目覚まし時計

 人間がつい殺意を抱いてしまう人工物というと、まず目覚まし時計が最有力候補に挙げられるのではないか。


 今朝も私は、「ピピピピピ!」という神経を逆撫でする音で目が覚めた。そうして、世界を呪うと同時に、常軌を逸した怪音波を発する目覚まし時計に、激しい憎しみを抱いた。
 スイッチを切ってから、「こやつは、なぜ朝からこうもハイテンションなのか!?」と、再び暗闇へと落ちかかる意識を背中から必死に抱き止めつつ、思った。


 熱心に探しているわけではないのだけれども、今まで、これはいい、という目覚まし時計に出会ったことがない。


 今まで一番長く使ったのは、ラジオ付きの大きなデジタル時計だ。
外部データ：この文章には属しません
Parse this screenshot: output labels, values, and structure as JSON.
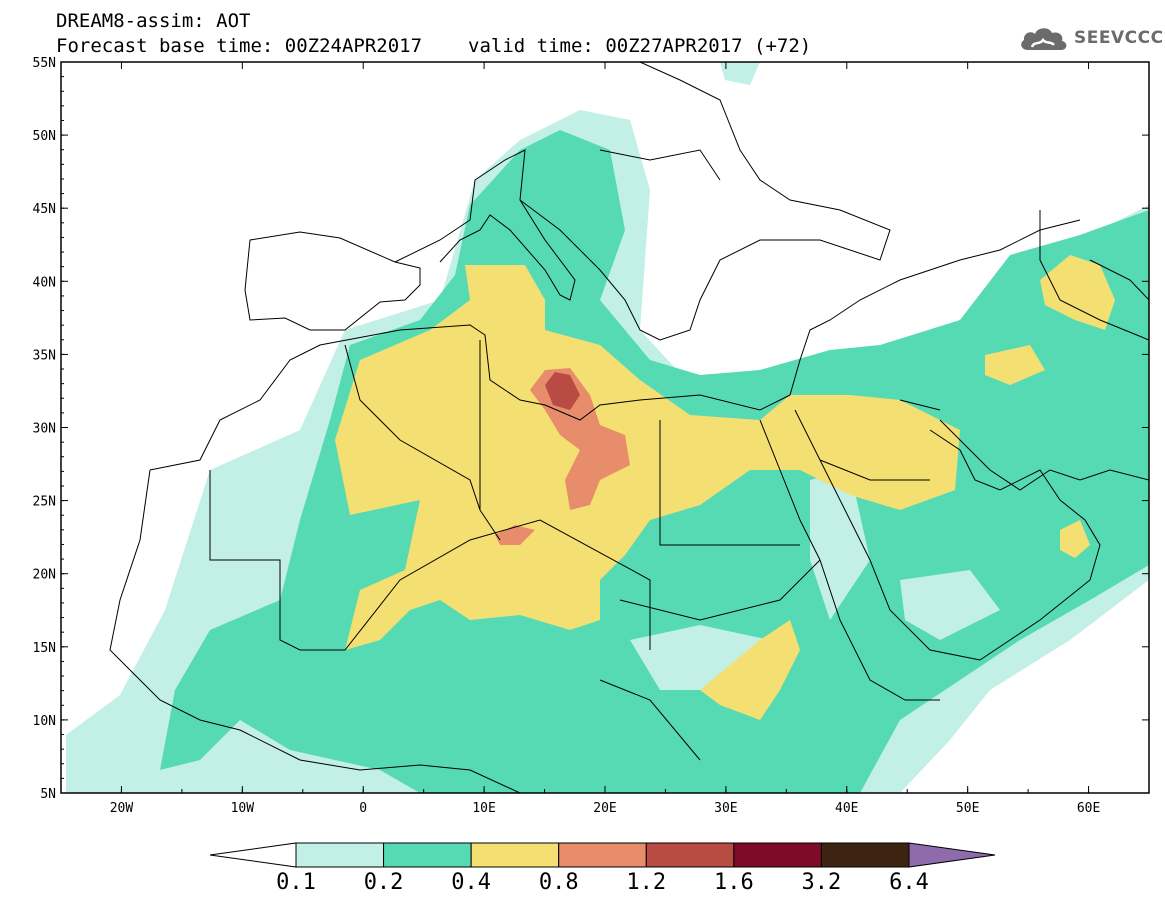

中学のときから、なんと20年近くも使った。
 とっさに曲名を思い出せないが、「♪ミド〜、ミド〜、ミ、ソ〜ソミ、ドミレ〜」と電子音でいかにもノーテンキなメロディを鳴らす。
 このメロディの陽気に浮かれ踊る感覚が、天国から娑婆へと引き戻される起床のときには、非常に腹立たしいのだ。電子音というのも安っぽく、薄っぺらな現代社会への怒りというものをかき立てる。放っておくと、タクシードライバー(by デ・ニーロ)と化してしまいそうだった。


 まあ、しかし、毎朝腹を立てながらも、ちゃちなデジタル時計を20年近く使ったのだから、我ながら大したものというか、呆れるというか。
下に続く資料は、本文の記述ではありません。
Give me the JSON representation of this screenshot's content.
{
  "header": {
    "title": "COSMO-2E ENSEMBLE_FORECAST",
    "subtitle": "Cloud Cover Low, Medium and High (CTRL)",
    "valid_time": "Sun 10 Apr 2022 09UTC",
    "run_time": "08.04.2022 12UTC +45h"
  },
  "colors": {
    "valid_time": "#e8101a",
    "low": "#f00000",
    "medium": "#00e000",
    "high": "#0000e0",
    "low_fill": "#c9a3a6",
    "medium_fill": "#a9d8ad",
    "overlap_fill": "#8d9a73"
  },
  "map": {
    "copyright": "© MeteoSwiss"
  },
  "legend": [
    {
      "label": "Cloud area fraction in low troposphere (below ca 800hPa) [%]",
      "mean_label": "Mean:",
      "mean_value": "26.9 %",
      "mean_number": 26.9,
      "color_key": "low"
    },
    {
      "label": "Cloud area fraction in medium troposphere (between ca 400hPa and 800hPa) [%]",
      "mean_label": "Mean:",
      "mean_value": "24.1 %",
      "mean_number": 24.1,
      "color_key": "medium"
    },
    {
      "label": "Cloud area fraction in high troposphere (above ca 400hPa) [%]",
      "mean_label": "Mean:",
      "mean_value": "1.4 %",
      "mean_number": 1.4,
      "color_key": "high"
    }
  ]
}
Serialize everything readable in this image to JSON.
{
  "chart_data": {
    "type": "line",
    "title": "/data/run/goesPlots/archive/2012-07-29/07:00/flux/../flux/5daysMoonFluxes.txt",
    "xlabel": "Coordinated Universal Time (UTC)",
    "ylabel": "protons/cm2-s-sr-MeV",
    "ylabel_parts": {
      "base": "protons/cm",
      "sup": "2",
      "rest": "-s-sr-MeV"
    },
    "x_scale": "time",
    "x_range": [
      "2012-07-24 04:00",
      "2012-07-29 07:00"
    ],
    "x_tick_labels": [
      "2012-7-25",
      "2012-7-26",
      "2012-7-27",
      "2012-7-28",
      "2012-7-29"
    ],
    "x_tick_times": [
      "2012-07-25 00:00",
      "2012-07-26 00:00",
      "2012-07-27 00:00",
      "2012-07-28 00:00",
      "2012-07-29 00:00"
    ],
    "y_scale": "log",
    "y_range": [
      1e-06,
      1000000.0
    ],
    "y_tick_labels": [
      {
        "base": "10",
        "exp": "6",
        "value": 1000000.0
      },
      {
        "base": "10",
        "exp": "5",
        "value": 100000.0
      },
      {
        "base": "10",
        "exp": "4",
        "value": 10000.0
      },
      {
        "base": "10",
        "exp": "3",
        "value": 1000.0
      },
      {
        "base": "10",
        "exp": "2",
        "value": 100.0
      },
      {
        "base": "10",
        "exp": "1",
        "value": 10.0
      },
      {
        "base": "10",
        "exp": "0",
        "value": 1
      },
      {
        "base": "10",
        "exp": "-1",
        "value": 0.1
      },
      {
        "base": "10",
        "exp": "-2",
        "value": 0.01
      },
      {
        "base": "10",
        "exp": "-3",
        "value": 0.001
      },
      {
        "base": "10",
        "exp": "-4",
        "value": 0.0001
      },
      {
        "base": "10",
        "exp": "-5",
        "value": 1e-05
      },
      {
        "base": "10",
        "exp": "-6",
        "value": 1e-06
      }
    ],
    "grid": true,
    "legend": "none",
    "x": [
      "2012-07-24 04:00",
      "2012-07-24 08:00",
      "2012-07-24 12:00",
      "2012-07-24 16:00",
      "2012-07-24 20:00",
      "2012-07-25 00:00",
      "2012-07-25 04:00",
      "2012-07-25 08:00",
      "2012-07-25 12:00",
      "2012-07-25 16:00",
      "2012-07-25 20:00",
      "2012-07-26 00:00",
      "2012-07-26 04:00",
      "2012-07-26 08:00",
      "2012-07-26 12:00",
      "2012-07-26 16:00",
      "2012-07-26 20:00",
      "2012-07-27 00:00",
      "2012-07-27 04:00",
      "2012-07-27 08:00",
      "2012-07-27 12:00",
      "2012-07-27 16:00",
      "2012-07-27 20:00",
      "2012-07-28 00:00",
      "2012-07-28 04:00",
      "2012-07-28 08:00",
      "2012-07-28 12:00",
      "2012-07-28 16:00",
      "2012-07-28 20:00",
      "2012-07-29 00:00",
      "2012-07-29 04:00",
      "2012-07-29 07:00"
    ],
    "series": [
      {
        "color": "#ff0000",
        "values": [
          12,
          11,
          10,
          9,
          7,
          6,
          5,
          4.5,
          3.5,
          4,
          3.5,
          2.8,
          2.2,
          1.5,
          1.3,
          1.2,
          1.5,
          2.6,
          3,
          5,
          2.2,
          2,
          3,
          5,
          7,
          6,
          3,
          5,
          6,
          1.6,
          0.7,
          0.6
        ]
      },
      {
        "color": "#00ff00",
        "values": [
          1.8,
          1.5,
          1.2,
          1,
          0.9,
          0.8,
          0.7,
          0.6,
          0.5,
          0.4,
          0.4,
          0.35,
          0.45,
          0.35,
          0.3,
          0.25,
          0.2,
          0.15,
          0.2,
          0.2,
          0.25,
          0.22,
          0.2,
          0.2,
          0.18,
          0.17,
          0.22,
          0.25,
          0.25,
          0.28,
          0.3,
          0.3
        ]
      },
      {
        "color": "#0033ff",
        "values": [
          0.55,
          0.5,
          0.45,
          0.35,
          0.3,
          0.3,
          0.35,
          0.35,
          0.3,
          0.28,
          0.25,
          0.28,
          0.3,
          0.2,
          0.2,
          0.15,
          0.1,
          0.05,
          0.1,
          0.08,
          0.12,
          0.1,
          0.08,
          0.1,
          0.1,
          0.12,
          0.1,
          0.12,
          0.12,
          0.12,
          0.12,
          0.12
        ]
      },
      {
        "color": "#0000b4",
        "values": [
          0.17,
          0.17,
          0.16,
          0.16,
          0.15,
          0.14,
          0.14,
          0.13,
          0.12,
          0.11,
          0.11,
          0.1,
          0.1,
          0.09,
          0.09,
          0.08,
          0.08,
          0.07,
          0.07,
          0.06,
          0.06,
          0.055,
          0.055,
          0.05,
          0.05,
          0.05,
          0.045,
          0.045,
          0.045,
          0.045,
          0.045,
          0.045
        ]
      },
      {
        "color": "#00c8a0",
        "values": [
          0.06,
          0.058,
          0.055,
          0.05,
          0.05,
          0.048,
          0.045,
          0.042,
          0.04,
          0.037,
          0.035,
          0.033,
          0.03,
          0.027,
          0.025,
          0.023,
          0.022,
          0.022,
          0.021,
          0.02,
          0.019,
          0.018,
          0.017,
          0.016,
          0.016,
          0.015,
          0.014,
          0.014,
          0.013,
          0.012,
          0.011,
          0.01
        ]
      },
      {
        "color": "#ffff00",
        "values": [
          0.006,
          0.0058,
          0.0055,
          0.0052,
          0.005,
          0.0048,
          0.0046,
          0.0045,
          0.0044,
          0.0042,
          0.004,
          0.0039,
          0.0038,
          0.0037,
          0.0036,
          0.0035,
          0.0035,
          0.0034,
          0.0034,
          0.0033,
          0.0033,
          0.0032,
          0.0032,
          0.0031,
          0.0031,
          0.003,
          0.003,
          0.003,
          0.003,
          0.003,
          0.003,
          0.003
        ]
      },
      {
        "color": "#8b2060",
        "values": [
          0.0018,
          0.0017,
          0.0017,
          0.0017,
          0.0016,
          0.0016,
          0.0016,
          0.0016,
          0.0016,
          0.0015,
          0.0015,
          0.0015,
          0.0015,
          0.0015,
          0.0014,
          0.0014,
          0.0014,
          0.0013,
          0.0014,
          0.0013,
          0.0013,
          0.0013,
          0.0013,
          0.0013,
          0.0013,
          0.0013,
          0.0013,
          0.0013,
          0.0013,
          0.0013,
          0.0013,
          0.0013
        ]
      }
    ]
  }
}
 別にそのデジタル時計に愛着を持っていたわけではない。何しろ、毎朝、安っぽい電子音のメロディに殺意を覚えていたのだから。
 使い続けた理由は、単に壊れなかったからだ。しかし、結局は故障したか、引っ越しの際にゴミとして捨てたかで、今は手許にない。
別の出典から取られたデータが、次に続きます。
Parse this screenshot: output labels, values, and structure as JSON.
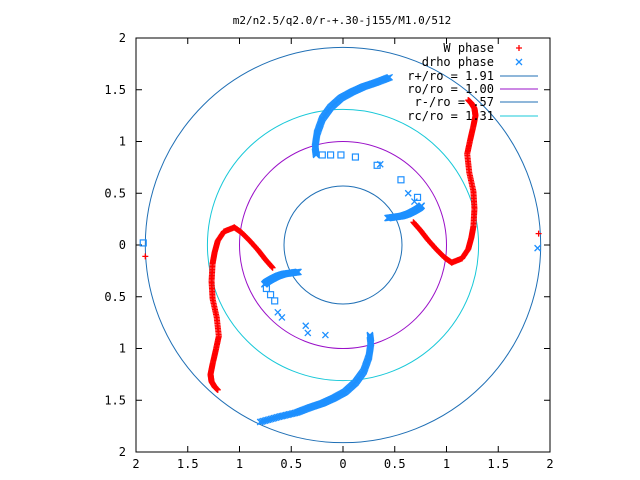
{
  "chart_data": {
    "type": "scatter",
    "title": "m2/n2.5/q2.0/r-+.30-j155/M1.0/512",
    "xlabel": "",
    "ylabel": "",
    "xlim": [
      -2,
      2
    ],
    "ylim": [
      -2,
      2
    ],
    "x_tick_labels": [
      "2",
      "1.5",
      "1",
      "0.5",
      "0",
      "0.5",
      "1",
      "1.5",
      "2"
    ],
    "y_tick_labels": [
      "2",
      "1.5",
      "1",
      "0.5",
      "0",
      "0.5",
      "1",
      "1.5",
      "2"
    ],
    "grid": false,
    "legend_position": "top-right",
    "circles": [
      {
        "name": "r+/ro = 1.91",
        "radius": 1.91,
        "color": "#1f6fb5"
      },
      {
        "name": "ro/ro = 1.00",
        "radius": 1.0,
        "color": "#9a10c8"
      },
      {
        "name": "r-/ro = .57",
        "radius": 0.57,
        "color": "#1f6fb5"
      },
      {
        "name": "rc/ro = 1.31",
        "radius": 1.31,
        "color": "#18c8d8"
      }
    ],
    "series": [
      {
        "name": "W phase",
        "marker": "plus",
        "color": "#ff0000",
        "arms": [
          {
            "x": [
              1.05,
              1.15,
              1.21,
              1.24,
              1.26,
              1.27,
              1.26,
              1.22,
              1.2,
              1.23,
              1.26,
              1.28,
              1.27,
              1.24,
              1.21
            ],
            "y": [
              -0.17,
              -0.13,
              -0.04,
              0.07,
              0.18,
              0.35,
              0.52,
              0.7,
              0.88,
              1.02,
              1.15,
              1.25,
              1.32,
              1.37,
              1.4
            ]
          },
          {
            "x": [
              -1.05,
              -1.15,
              -1.21,
              -1.24,
              -1.26,
              -1.27,
              -1.26,
              -1.22,
              -1.2,
              -1.23,
              -1.26,
              -1.28,
              -1.27,
              -1.24,
              -1.21
            ],
            "y": [
              0.17,
              0.13,
              0.04,
              -0.07,
              -0.18,
              -0.35,
              -0.52,
              -0.7,
              -0.88,
              -1.02,
              -1.15,
              -1.25,
              -1.32,
              -1.37,
              -1.4
            ]
          },
          {
            "x": [
              1.05,
              0.98,
              0.9,
              0.82,
              0.75,
              0.68
            ],
            "y": [
              -0.17,
              -0.12,
              -0.04,
              0.05,
              0.14,
              0.22
            ]
          },
          {
            "x": [
              -1.05,
              -0.98,
              -0.9,
              -0.82,
              -0.75,
              -0.68
            ],
            "y": [
              0.17,
              0.12,
              0.04,
              -0.05,
              -0.14,
              -0.22
            ]
          }
        ],
        "outliers": {
          "x": [
            1.89,
            -1.91
          ],
          "y": [
            0.11,
            -0.11
          ]
        }
      },
      {
        "name": "drho phase",
        "marker": "x",
        "color": "#1e90ff",
        "arms": [
          {
            "x": [
              -0.26,
              -0.27,
              -0.25,
              -0.2,
              -0.12,
              -0.02,
              0.09,
              0.2,
              0.32,
              0.45
            ],
            "y": [
              0.87,
              0.95,
              1.08,
              1.22,
              1.33,
              1.42,
              1.48,
              1.53,
              1.57,
              1.62
            ]
          },
          {
            "x": [
              0.26,
              0.27,
              0.25,
              0.2,
              0.12,
              0.02,
              -0.09,
              -0.2,
              -0.32,
              -0.45,
              -0.62,
              -0.8
            ],
            "y": [
              -0.87,
              -0.95,
              -1.08,
              -1.22,
              -1.33,
              -1.42,
              -1.48,
              -1.53,
              -1.57,
              -1.62,
              -1.66,
              -1.71
            ]
          },
          {
            "x": [
              0.43,
              0.5,
              0.57,
              0.63,
              0.69,
              0.74,
              0.76
            ],
            "y": [
              0.26,
              0.27,
              0.28,
              0.3,
              0.33,
              0.36,
              0.38
            ]
          },
          {
            "x": [
              -0.43,
              -0.5,
              -0.57,
              -0.63,
              -0.69,
              -0.74,
              -0.76
            ],
            "y": [
              -0.26,
              -0.27,
              -0.28,
              -0.3,
              -0.33,
              -0.36,
              -0.38
            ]
          }
        ],
        "open_squares": {
          "x": [
            -0.2,
            -0.12,
            -0.02,
            0.12,
            0.33,
            0.56,
            0.72,
            -0.74,
            -0.7,
            -0.66,
            -1.93
          ],
          "y": [
            0.87,
            0.87,
            0.87,
            0.85,
            0.77,
            0.63,
            0.46,
            -0.42,
            -0.48,
            -0.54,
            0.02
          ]
        },
        "sparse_x": {
          "x": [
            0.36,
            0.63,
            0.69,
            -0.36,
            -0.63,
            -0.59,
            -0.34,
            -0.17
          ],
          "y": [
            0.78,
            0.5,
            0.42,
            -0.78,
            -0.65,
            -0.7,
            -0.85,
            -0.87
          ]
        },
        "outliers": {
          "x": [
            1.88
          ],
          "y": [
            -0.03
          ]
        }
      }
    ]
  }
}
 目覚まし時計は、メロディを使うものと、単に音が鳴るだけのものの、大きくふたつに分けられる。
 さらに、単に音が鳴るものには、電子音タイプと物理的に音を鳴らすタイプの二種類がある。昔は、「ジリリリリリ!」とベルを鳴らすものが主流だったが、最近は「ピピピピピ!」などの電子音が多いようだ。


 どれがいいのかは、よくわからない。


 一時期、タイマーでCDをかける、という方法をとっていたこともあったが、すぐにやめた。
 どんなに好きな曲でも、ぬめーっとヘドロのごとく眠りの世界から浮上するときには、不快に感じる。その曲を嫌いになってしまいかねず、それは困るからだ。


 電子音はひどく神経を逆撫でするので、そのうち、物理的な音のタイプに買い換えてみようか、と考えているのだが、ハテ、少しは殺意が弱まるだろうか。


 目覚まし時計は、わざと不快な音を出して目を覚まさせるようにしてあるのだろう。
 時報の「ピ、ピ、ピ、ポーン」の「ポーン」とか、木魚の音とか、あれくらいのおとなしさがいいな、と思うのだが、それでは目が覚めない気もする。


 目覚まし時計問題は奥が深い。


 あ、有名人の声などでしゃべるタイプもありますね。よくキャンペーンの景品になるやつ。
 使ったことはないけれど、あれ、どうなのだろう。すぐに飽きるか、下手したら、その声の主に殺意を覚えてしまうんじゃないか。